Method overloading with interface in Java

Question

I have a behaviour that I don't understand with overloading in Java.

Here is my code:

interface I {}

class A implements I {}

class B {
   public void test(I i) {}

   public void test (A a) {}
}

When I call the following line:

 I a = new A();
 b.test(a);

I thought the called method would be test(A) but visibly it's test(I).

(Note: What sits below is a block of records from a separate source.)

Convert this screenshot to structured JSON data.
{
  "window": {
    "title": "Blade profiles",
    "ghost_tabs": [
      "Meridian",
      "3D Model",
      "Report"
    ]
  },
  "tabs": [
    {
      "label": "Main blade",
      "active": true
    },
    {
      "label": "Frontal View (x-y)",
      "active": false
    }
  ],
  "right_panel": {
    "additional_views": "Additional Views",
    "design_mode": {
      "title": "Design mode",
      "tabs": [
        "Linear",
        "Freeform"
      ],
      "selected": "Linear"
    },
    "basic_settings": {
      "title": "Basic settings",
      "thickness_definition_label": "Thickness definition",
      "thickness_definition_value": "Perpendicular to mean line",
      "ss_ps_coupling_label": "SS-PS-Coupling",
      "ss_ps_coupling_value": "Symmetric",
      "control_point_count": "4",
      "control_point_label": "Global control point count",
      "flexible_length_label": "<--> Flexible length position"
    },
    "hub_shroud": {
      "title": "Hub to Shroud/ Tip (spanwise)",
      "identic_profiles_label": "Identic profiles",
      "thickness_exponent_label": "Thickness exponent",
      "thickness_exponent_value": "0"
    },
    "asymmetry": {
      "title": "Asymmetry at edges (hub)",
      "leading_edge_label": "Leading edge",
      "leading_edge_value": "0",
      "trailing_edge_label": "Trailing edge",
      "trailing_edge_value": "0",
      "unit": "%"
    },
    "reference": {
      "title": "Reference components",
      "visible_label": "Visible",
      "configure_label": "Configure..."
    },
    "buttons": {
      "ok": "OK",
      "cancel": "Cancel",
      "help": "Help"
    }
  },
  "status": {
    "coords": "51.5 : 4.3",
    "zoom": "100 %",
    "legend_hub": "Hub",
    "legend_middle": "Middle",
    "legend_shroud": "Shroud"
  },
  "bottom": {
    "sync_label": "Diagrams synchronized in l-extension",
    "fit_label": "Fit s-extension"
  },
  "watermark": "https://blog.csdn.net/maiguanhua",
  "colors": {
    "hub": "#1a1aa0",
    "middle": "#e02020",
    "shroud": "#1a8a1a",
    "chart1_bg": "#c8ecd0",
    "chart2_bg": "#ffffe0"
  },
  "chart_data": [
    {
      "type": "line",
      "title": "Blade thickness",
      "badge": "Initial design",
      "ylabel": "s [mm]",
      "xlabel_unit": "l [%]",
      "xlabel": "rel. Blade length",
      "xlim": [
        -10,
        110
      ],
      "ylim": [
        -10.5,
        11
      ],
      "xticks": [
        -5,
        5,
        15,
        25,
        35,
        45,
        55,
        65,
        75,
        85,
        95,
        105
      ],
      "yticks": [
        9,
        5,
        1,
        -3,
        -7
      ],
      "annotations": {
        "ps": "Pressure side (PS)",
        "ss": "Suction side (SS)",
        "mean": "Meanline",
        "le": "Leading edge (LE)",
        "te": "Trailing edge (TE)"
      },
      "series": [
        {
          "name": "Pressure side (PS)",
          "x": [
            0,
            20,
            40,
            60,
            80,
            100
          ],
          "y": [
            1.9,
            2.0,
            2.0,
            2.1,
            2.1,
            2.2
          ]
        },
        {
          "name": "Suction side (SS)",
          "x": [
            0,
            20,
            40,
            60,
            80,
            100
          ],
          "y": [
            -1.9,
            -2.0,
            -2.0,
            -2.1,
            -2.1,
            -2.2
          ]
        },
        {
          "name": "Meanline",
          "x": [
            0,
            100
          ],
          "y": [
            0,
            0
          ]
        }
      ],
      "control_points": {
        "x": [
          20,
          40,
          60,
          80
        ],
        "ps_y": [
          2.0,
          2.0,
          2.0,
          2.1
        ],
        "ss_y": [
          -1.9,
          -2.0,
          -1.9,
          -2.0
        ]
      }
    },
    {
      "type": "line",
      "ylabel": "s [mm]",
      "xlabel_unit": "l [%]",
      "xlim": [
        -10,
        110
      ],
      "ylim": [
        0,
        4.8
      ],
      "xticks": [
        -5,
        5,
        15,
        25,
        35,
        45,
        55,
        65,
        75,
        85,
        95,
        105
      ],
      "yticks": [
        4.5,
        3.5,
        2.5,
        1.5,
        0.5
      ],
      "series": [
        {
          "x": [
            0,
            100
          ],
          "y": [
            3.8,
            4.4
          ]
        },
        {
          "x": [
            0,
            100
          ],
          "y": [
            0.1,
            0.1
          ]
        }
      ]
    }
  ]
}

I don't understand why. In runtime my variable a is a A even A inherits I.

Answer 1

Consider the following scenario:

    interface Animal { }

    class Dog implements Animal{ public void dogMethod() {} }

    class Cat implements Animal{ public void catMethod() {} }

    public class Test {
        public static void test (Animal a) { System.out.println("Animal"); }

        public static void test (Dog d) { System.out.println("Dog"); }

        public static void test (Cat c) { System.out.println("Cat"); }

        public static void main(String[] args) {
            Animal a = new Cat();
            Animal d = new Dog();

            test(a);
        }
    }

If test(a) printed "Cat" and not (correctly) "Animal" simply because it holds a reference to a Cat object then you would be able to call catMethod() on an Animal object, which doesnt make any sense. Java chooses the most applicable method based on the type not what the variable references.

Answer 2

Because the reference type is of I eventhough you have object of type A.

A a = new A();

will invoke method test (A a) {}

As per JLS Chapter 15:

The most specific method is chosen at compile-time; its descriptor determines what method is actually executed at run-time.

Answer 3

The variable a is of type I -- if you were to use A a = new A(); it would use the correct overloaded method.